Each year, the investment consulting firm Callan LLC publishes their “periodic table” of investment returns. The table arrays the nine major asset classes (i.e., large cap equity, small cap equity, U.S. fixed income, etc.) by total return by year. It always amazes me how the leaders and laggards change positions each year. The 2020 edition is shown below.
Let’s walk through a couple of asset classes to see how they have done over time. The annual total returns for the “Large Cap Equity” asset class are shown by the dark blue box above. As you can see, it has had quite an amazing run over the last 8 years with that asset class finishing in the “top 3” in seven of the last eight years. However, in the 8 years prior to that it was in middle of the pack.

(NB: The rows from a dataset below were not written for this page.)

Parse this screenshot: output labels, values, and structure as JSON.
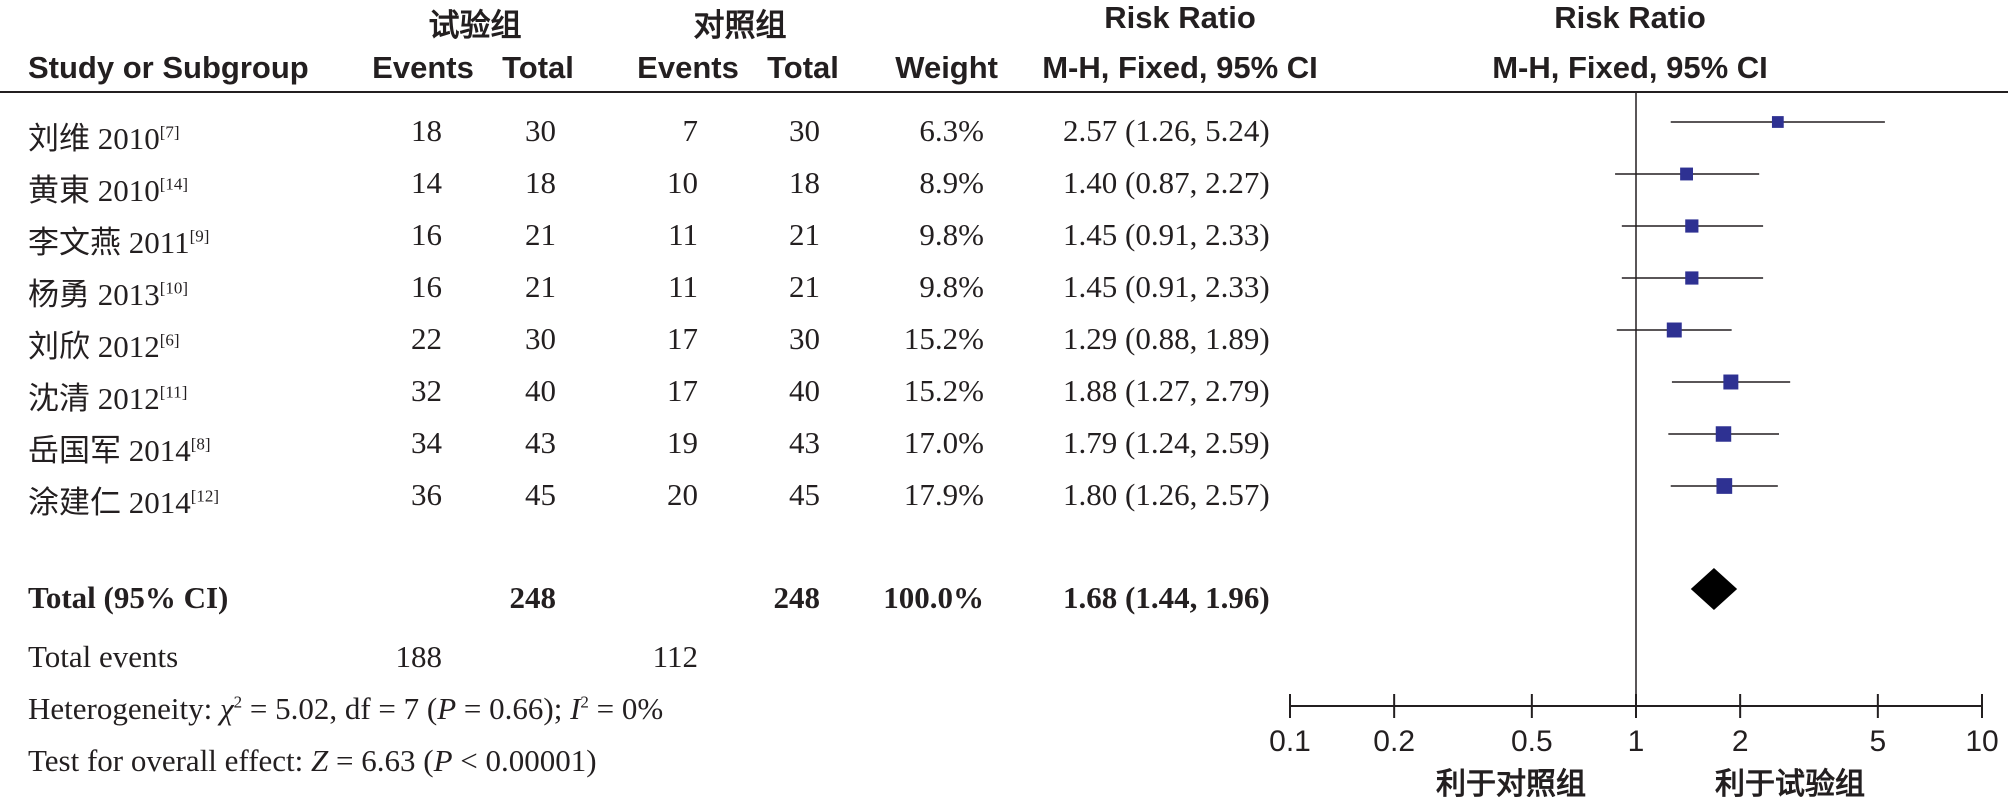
{
  "header": {
    "group_exp": "试验组",
    "group_ctrl": "对照组",
    "rr_title_left": "Risk Ratio",
    "rr_title_right": "Risk Ratio",
    "col_study": "Study or Subgroup",
    "col_events_exp": "Events",
    "col_total_exp": "Total",
    "col_events_ctrl": "Events",
    "col_total_ctrl": "Total",
    "col_weight": "Weight",
    "col_method_left": "M-H, Fixed, 95% CI",
    "col_method_right": "M-H, Fixed, 95% CI"
  },
  "studies": [
    {
      "name": "刘维 2010",
      "ref": "[7]",
      "exp_events": "18",
      "exp_total": "30",
      "ctrl_events": "7",
      "ctrl_total": "30",
      "weight": "6.3%",
      "ci_text": "2.57 (1.26, 5.24)"
    },
    {
      "name": "黄東 2010",
      "ref": "[14]",
      "exp_events": "14",
      "exp_total": "18",
      "ctrl_events": "10",
      "ctrl_total": "18",
      "weight": "8.9%",
      "ci_text": "1.40 (0.87, 2.27)"
    },
    {
      "name": "李文燕 2011",
      "ref": "[9]",
      "exp_events": "16",
      "exp_total": "21",
      "ctrl_events": "11",
      "ctrl_total": "21",
      "weight": "9.8%",
      "ci_text": "1.45 (0.91, 2.33)"
    },
    {
      "name": "杨勇 2013",
      "ref": "[10]",
      "exp_events": "16",
      "exp_total": "21",
      "ctrl_events": "11",
      "ctrl_total": "21",
      "weight": "9.8%",
      "ci_text": "1.45 (0.91, 2.33)"
    },
    {
      "name": "刘欣 2012",
      "ref": "[6]",
      "exp_events": "22",
      "exp_total": "30",
      "ctrl_events": "17",
      "ctrl_total": "30",
      "weight": "15.2%",
      "ci_text": "1.29 (0.88, 1.89)"
    },
    {
      "name": "沈清 2012",
      "ref": "[11]",
      "exp_events": "32",
      "exp_total": "40",
      "ctrl_events": "17",
      "ctrl_total": "40",
      "weight": "15.2%",
      "ci_text": "1.88 (1.27, 2.79)"
    },
    {
      "name": "岳国军 2014",
      "ref": "[8]",
      "exp_events": "34",
      "exp_total": "43",
      "ctrl_events": "19",
      "ctrl_total": "43",
      "weight": "17.0%",
      "ci_text": "1.79 (1.24, 2.59)"
    },
    {
      "name": "涂建仁 2014",
      "ref": "[12]",
      "exp_events": "36",
      "exp_total": "45",
      "ctrl_events": "20",
      "ctrl_total": "45",
      "weight": "17.9%",
      "ci_text": "1.80 (1.26, 2.57)"
    }
  ],
  "total": {
    "label": "Total (95% CI)",
    "exp_total": "248",
    "ctrl_total": "248",
    "weight": "100.0%",
    "ci_text": "1.68 (1.44, 1.96)"
  },
  "total_events": {
    "label": "Total events",
    "exp": "188",
    "ctrl": "112"
  },
  "heterogeneity": {
    "prefix": "Heterogeneity: ",
    "chi_symbol": "χ",
    "chi_value": " = 5.02, df = 7 (",
    "p_symbol": "P",
    "p_value": " = 0.66); ",
    "i_symbol": "I",
    "i_value": " = 0%"
  },
  "overall_effect": {
    "prefix": "Test for overall effect: ",
    "z_symbol": "Z",
    "z_value": " = 6.63 (",
    "p_symbol": "P",
    "p_value": " < 0.00001)"
  },
  "colors": {
    "marker": "#2e3192",
    "ink": "#231f20",
    "diamond": "#000000"
  },
  "chart_data": {
    "type": "forest",
    "x_scale": "log",
    "xlim": [
      0.1,
      10
    ],
    "ticks": [
      0.1,
      0.2,
      0.5,
      1,
      2,
      5,
      10
    ],
    "tick_labels": [
      "0.1",
      "0.2",
      "0.5",
      "1",
      "2",
      "5",
      "10"
    ],
    "favours_left": "利于对照组",
    "favours_right": "利于试验组",
    "series": [
      {
        "rr": 2.57,
        "lo": 1.26,
        "hi": 5.24,
        "weight": 6.3
      },
      {
        "rr": 1.4,
        "lo": 0.87,
        "hi": 2.27,
        "weight": 8.9
      },
      {
        "rr": 1.45,
        "lo": 0.91,
        "hi": 2.33,
        "weight": 9.8
      },
      {
        "rr": 1.45,
        "lo": 0.91,
        "hi": 2.33,
        "weight": 9.8
      },
      {
        "rr": 1.29,
        "lo": 0.88,
        "hi": 1.89,
        "weight": 15.2
      },
      {
        "rr": 1.88,
        "lo": 1.27,
        "hi": 2.79,
        "weight": 15.2
      },
      {
        "rr": 1.79,
        "lo": 1.24,
        "hi": 2.59,
        "weight": 17.0
      },
      {
        "rr": 1.8,
        "lo": 1.26,
        "hi": 2.57,
        "weight": 17.9
      }
    ],
    "pooled": {
      "rr": 1.68,
      "lo": 1.44,
      "hi": 1.96
    }
  }
}
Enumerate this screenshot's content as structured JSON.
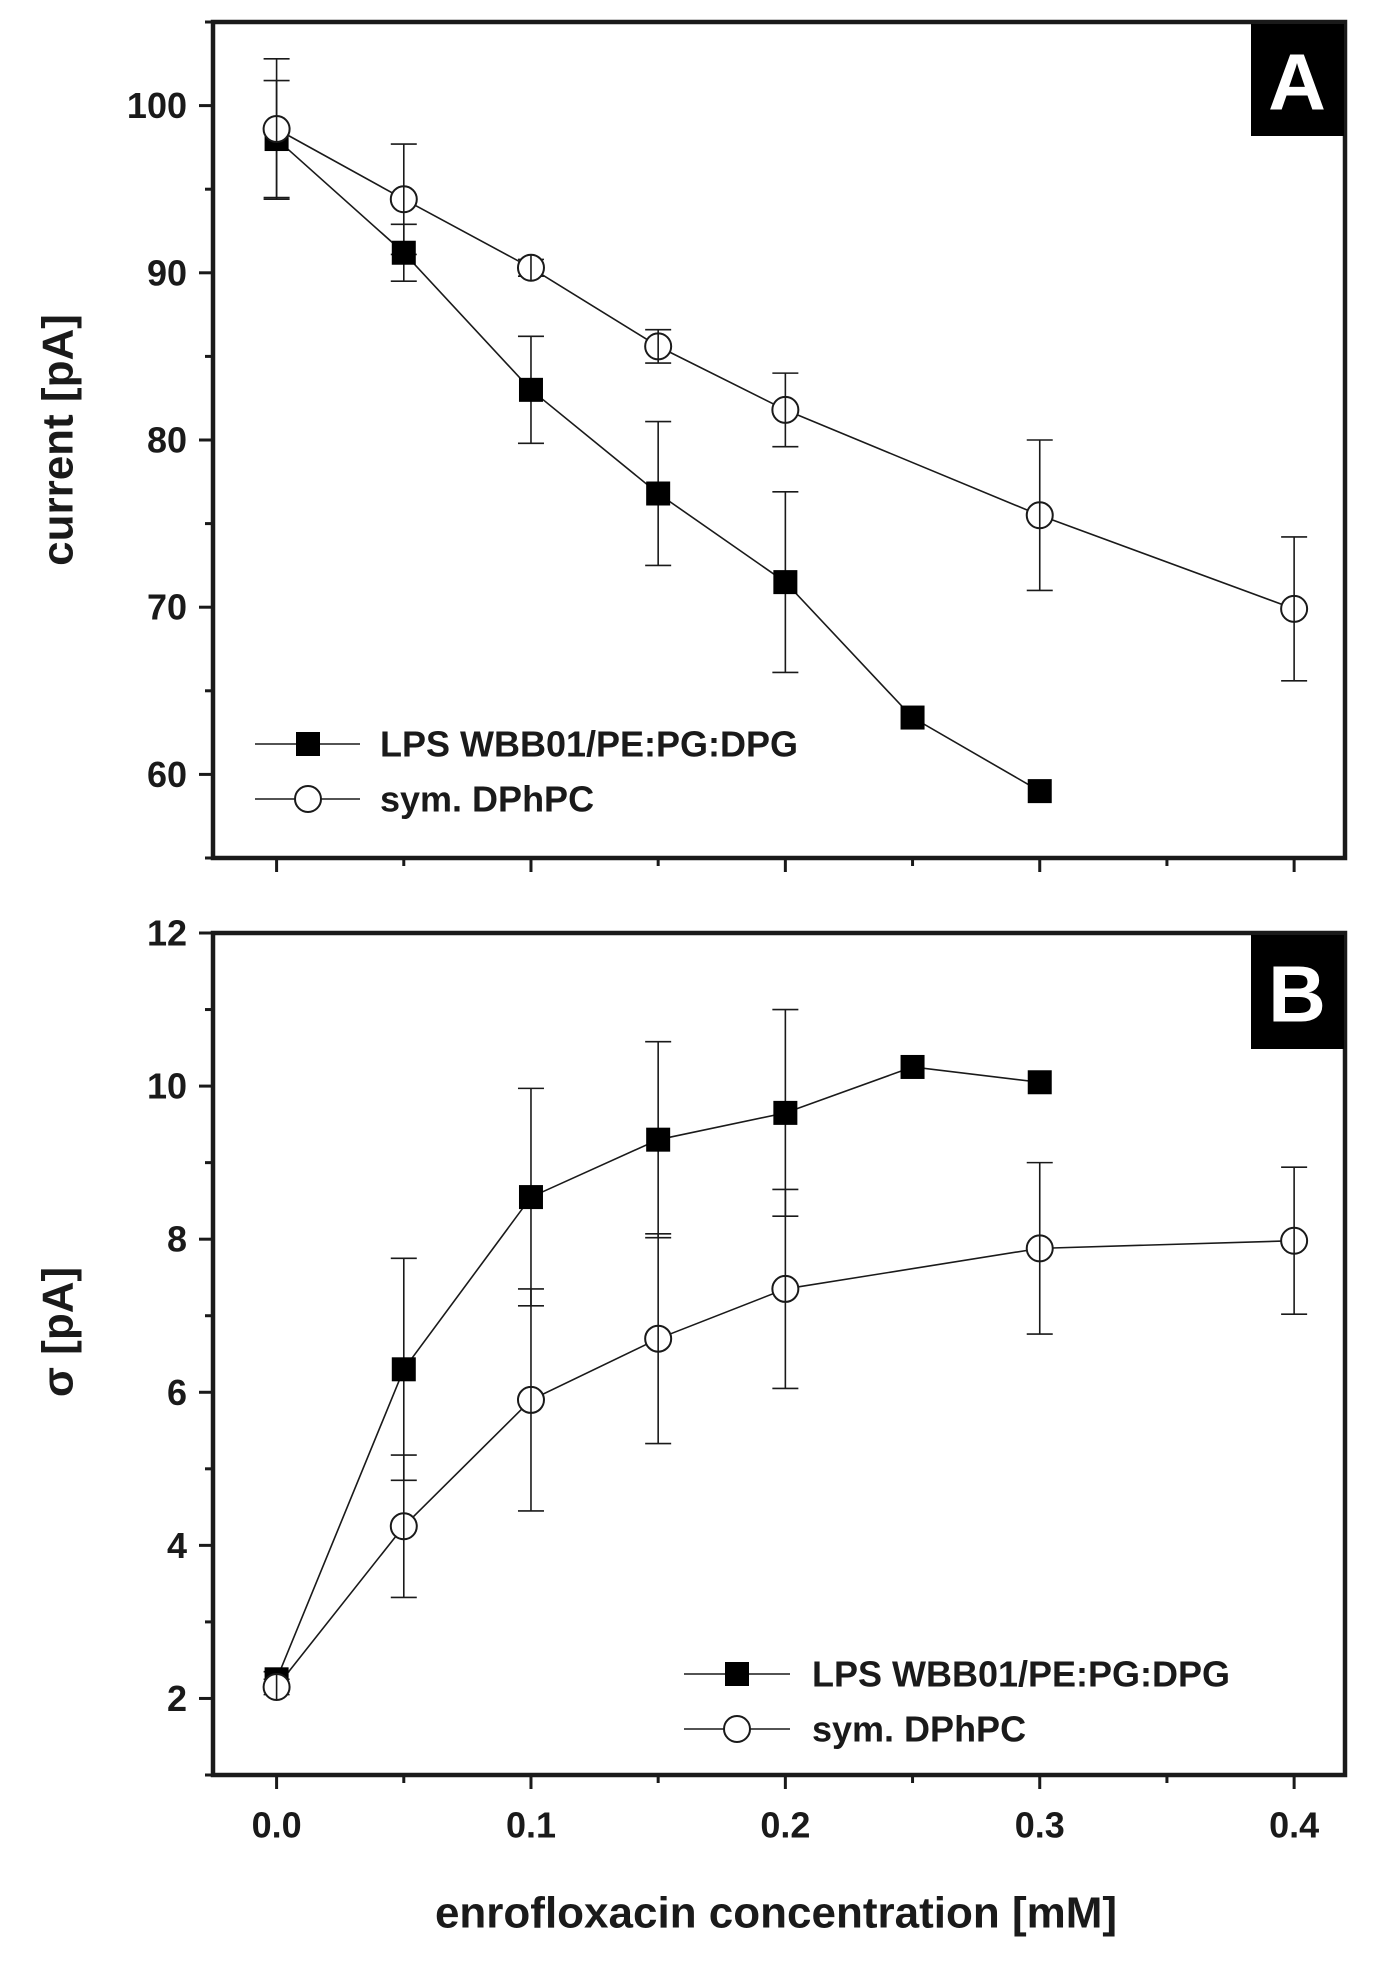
{
  "chart_data": [
    {
      "panel": "A",
      "type": "line",
      "ylabel": "current [pA]",
      "xlabel": "",
      "xlim": [
        -0.025,
        0.42
      ],
      "ylim": [
        55,
        105
      ],
      "xticks": [
        0.0,
        0.1,
        0.2,
        0.3,
        0.4
      ],
      "yticks": [
        60,
        70,
        80,
        90,
        100
      ],
      "yticks_labels": [
        "60",
        "70",
        "80",
        "90",
        "100"
      ],
      "legend_position": "bottom-left",
      "series": [
        {
          "name": "LPS WBB01/PE:PG:DPG",
          "marker": "filled-square",
          "x": [
            0.0,
            0.05,
            0.1,
            0.15,
            0.2,
            0.25,
            0.3
          ],
          "y": [
            98.0,
            91.2,
            83.0,
            76.8,
            71.5,
            63.4,
            59.0
          ],
          "yerr": [
            3.5,
            1.7,
            3.2,
            4.3,
            5.4,
            0,
            0
          ]
        },
        {
          "name": "sym. DPhPC",
          "marker": "open-circle",
          "x": [
            0.0,
            0.05,
            0.1,
            0.15,
            0.2,
            0.3,
            0.4
          ],
          "y": [
            98.6,
            94.4,
            90.3,
            85.6,
            81.8,
            75.5,
            69.9
          ],
          "yerr": [
            4.2,
            3.3,
            0.5,
            1.0,
            2.2,
            4.5,
            4.3
          ]
        }
      ]
    },
    {
      "panel": "B",
      "type": "line",
      "ylabel": "σ [pA]",
      "xlabel": "enrofloxacin concentration [mM]",
      "xlim": [
        -0.025,
        0.42
      ],
      "ylim": [
        1,
        12
      ],
      "xticks": [
        0.0,
        0.1,
        0.2,
        0.3,
        0.4
      ],
      "xticks_labels": [
        "0.0",
        "0.1",
        "0.2",
        "0.3",
        "0.4"
      ],
      "yticks": [
        2,
        4,
        6,
        8,
        10,
        12
      ],
      "yticks_labels": [
        "2",
        "4",
        "6",
        "8",
        "10",
        "12"
      ],
      "legend_position": "bottom-right",
      "series": [
        {
          "name": "LPS WBB01/PE:PG:DPG",
          "marker": "filled-square",
          "x": [
            0.0,
            0.05,
            0.1,
            0.15,
            0.2,
            0.25,
            0.3
          ],
          "y": [
            2.25,
            6.3,
            8.55,
            9.3,
            9.65,
            10.25,
            10.05
          ],
          "yerr": [
            0.1,
            1.45,
            1.42,
            1.28,
            1.35,
            0,
            0
          ]
        },
        {
          "name": "sym. DPhPC",
          "marker": "open-circle",
          "x": [
            0.0,
            0.05,
            0.1,
            0.15,
            0.2,
            0.3,
            0.4
          ],
          "y": [
            2.15,
            4.25,
            5.9,
            6.7,
            7.35,
            7.88,
            7.98
          ],
          "yerr": [
            0.1,
            0.93,
            1.45,
            1.37,
            1.3,
            1.12,
            0.96
          ]
        }
      ]
    }
  ],
  "colors": {
    "ink": "#1a1a1a",
    "background": "#ffffff",
    "panel_label_bg": "#000000"
  }
}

And, in the 4 years before that starting in 2001, it settled in at the bottom of the pile.
Likewise, “Emerging Market Equity” (the dark orange box) had a great run from 2003 through 2009, until it hit the skids in 2013 through 2015, with a decent recovery in 2017 and 2020. Also, interestingly, “Cash” was the best returning asset class in 2018; an unusual feat for the historically lowest risk, lowest return asset class.
Of course, evaluating this data is more complicated than just noting the places where they finish since the relative and absolute returns are ultimately more important to overall long term performance, but it is still instructive to see the trends shown.
The important message, as always, is to be diversified in a manner consistent with your investment objectives since there is almost no telling which “box” will be a winner in any given year.